As previously mentioned, 3D models can better mimic both low-oxygen-tension-related pathways and cell-cell dynamics in tumor-like spatial structures. To investigate the relationship between hypoxia and TKI resistance in RCC, Bielecka et al. (140) established hypoxic 3D in vitro RCC models with human papillary kidney cancer stem-like cells (HKCSCs) in soft agar and suspension culture. Hypoxic HKCSCs have an increased ratio of quiescent cells. Hypoxia also induces map2k1 overexpression and sorafenib resistance in pRCC. 3D spheroid cultures of patient-derived tumors are useful for investigating the mechanisms of tumor stemness because this technique promotes the increase of tumor cells with stemness properties (141–143). Dipeptidyl peptidase IV (DPP4) has recently been regarded as a new tumor stemness-related protein. Kamada et al. (144) established patient-derived RCC spheroids and found a positive correlation between DPP4 and other stemness-related genes. DPP4 inhibition reverses the sunitinib resistance of RCC in vitro and in vivo. Rausch et al. (145, 146) established a 3D heterotypic spheroid co-culture model to assess the therapeutic effect of an optimized low-dose synergistic drug combination (ODC) consisting of four tyrosine kinase inhibitors, namely osimertinib, pictilisib, AZD4547, and AZD8055. Scaffold-free heterotypic spheroidal cultures of 700 sunitinib-resistant Caki-1 cells, 200 human fibroblasts NHDFα, and 100 human endothelial cells ECRF24 were prepared in 96-well low-attachment U-bottom plates to mimic the physiological characteristics of ccRCC. The cell metabolic activity in the 3D heterotypic co-cultures decreased by >80%, remaining inactive in non-cancerous cells after the ODC treatment, showing the efficacy of this low-dose combination in sunitinib-resistant RCC.

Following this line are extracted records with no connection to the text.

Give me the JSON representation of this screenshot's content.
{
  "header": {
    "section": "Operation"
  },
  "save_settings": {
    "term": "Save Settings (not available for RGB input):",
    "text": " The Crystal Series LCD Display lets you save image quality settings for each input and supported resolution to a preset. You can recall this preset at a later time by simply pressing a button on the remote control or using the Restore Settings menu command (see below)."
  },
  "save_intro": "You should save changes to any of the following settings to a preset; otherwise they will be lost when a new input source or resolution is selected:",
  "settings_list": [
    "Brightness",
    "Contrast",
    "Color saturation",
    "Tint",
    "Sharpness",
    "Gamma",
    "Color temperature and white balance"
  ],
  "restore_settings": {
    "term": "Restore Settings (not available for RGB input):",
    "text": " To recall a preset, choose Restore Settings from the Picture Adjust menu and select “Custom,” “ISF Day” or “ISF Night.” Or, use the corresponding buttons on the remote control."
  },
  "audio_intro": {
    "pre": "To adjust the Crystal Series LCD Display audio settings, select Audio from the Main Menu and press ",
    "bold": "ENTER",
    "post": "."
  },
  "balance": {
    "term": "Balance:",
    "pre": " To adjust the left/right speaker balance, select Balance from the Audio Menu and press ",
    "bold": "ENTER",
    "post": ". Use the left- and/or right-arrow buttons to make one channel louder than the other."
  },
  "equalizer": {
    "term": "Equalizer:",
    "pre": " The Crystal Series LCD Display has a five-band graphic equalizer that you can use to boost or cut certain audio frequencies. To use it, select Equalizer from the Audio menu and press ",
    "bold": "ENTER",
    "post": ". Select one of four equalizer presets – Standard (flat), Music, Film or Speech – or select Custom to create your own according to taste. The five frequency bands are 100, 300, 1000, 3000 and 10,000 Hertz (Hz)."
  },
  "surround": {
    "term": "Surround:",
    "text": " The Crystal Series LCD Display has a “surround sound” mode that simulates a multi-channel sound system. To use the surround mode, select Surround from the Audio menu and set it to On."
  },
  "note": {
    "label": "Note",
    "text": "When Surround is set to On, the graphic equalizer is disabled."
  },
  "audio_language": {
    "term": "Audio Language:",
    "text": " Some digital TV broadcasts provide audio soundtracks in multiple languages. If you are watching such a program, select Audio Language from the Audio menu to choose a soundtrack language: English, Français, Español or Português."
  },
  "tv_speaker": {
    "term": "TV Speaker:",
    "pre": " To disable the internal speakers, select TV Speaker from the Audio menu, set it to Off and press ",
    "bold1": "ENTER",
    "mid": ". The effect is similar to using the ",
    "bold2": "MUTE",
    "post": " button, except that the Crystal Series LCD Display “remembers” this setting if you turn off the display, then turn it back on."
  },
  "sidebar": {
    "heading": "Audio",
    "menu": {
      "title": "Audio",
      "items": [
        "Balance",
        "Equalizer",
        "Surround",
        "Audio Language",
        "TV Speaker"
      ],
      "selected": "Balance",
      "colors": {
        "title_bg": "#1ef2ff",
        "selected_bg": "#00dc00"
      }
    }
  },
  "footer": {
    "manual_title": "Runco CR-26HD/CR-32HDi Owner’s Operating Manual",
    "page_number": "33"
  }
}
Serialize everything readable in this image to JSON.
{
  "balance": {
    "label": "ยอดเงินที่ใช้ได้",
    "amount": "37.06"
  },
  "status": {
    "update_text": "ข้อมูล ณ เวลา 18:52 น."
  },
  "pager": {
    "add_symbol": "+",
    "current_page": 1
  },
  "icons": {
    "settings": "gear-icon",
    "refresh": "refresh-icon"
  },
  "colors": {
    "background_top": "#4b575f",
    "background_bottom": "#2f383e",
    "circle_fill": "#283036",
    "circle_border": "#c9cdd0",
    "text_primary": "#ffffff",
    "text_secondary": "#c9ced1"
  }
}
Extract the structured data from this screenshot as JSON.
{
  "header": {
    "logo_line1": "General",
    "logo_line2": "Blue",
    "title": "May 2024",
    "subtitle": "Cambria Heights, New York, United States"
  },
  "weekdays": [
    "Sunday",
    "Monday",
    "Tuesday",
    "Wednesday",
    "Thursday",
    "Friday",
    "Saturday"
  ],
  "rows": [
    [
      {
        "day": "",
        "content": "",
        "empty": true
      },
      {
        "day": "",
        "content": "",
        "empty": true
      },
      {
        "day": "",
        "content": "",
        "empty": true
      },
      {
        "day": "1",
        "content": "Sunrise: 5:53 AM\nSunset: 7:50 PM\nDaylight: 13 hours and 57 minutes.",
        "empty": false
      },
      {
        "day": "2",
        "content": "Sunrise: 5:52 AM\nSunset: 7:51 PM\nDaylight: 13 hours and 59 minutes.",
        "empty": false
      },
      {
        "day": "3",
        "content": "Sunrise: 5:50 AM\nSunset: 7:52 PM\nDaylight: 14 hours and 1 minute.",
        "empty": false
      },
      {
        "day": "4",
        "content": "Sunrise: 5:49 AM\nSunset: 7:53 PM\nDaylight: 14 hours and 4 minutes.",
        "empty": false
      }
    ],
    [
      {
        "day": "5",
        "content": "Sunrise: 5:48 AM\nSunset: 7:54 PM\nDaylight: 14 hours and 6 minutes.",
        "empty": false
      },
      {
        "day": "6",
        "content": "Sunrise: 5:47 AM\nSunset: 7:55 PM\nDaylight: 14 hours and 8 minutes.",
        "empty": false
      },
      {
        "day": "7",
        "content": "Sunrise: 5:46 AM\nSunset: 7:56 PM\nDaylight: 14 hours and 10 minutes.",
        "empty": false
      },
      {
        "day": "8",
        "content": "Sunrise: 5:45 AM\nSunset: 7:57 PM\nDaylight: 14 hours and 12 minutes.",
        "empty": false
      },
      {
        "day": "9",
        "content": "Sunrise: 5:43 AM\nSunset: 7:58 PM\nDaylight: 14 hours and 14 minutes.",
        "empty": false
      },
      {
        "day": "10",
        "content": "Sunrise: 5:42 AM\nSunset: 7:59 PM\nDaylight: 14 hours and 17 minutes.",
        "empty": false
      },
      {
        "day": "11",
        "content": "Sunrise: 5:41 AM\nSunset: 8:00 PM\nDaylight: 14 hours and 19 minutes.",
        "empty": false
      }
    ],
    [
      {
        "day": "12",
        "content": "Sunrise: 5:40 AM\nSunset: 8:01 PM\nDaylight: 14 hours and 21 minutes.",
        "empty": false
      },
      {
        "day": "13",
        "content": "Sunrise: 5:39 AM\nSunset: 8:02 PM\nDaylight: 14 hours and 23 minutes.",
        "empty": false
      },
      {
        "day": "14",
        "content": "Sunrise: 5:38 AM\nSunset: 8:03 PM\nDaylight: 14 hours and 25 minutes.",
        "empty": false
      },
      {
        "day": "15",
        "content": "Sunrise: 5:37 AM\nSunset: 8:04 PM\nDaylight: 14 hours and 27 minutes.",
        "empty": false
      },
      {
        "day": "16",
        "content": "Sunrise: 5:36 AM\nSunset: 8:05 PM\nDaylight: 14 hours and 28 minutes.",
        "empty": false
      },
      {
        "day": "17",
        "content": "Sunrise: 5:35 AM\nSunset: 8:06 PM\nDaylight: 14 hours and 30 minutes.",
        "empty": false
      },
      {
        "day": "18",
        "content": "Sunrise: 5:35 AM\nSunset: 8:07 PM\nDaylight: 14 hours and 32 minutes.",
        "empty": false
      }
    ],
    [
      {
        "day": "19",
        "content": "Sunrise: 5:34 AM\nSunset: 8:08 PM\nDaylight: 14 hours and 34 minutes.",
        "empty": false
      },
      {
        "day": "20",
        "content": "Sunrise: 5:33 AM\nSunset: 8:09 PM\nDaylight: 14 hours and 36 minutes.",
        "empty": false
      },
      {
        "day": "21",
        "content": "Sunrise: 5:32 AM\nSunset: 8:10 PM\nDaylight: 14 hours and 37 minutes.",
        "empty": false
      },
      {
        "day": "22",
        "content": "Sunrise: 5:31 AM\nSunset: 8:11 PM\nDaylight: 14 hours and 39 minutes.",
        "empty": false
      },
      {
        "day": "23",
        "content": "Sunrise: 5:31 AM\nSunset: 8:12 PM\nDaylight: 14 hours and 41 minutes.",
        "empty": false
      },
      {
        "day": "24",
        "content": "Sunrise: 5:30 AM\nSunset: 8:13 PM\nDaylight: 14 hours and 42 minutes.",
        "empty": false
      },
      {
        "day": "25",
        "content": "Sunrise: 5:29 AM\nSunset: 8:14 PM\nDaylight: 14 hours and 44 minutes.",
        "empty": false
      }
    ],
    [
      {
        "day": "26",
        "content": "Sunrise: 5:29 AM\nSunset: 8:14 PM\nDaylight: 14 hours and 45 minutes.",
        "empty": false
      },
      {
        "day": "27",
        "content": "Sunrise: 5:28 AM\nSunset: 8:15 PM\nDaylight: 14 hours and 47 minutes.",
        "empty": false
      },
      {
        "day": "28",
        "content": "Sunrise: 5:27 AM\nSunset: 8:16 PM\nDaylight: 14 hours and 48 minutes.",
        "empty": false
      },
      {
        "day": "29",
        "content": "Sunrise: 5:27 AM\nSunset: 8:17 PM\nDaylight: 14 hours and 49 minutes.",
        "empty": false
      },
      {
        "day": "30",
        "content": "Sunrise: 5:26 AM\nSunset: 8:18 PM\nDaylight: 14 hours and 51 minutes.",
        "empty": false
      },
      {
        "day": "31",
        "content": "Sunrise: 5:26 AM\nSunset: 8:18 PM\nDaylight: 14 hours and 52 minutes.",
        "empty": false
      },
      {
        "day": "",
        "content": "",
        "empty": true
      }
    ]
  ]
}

4 Transgenic Drug Resistance Models
4.1 Establishment Methods of Transgenic Drug Resistance Models
The drug resistance of RCC is usually related to the abnormal expression of related signal pathways. Intervening the expression of key molecules of related pathways through transgenic technology to affect the drug sensitivity of RCC has become an important tool to study its drug resistance mechanism. Clustered regularly interspaced short palindromic repeats (CRISPR)-associated protein 9 (Cas9) is an RNA-guided DNA endonuclease derived from the type II CRISPR bacterial immune system. CRISPR/Cas9 has been widely used as an efficient gene-editing system based on the ability to target new genes simply by altering the sequences of single guide RNAs (sgRNAs) (147, 148). The targeted-sequence specificity of Cas9 depends on both accurate Watson–Crick base pairing between its guide RNA and the target DNA site, and a direct interaction between Cas9 and a short protospacer adjacent motif (PAM) of DNA (149–153). The double-stranded DNA is catalytically cleaved by the two nuclease domains HNH and RuvC of Cas9 (152, 153). Mutations at the targeted sites may occur owing to a shift in the reading frame induced by random insertions or deletions (147). Homology-directed repair can also be achieved by homologous recombination with an introduced homologous donor DNA (154, 155).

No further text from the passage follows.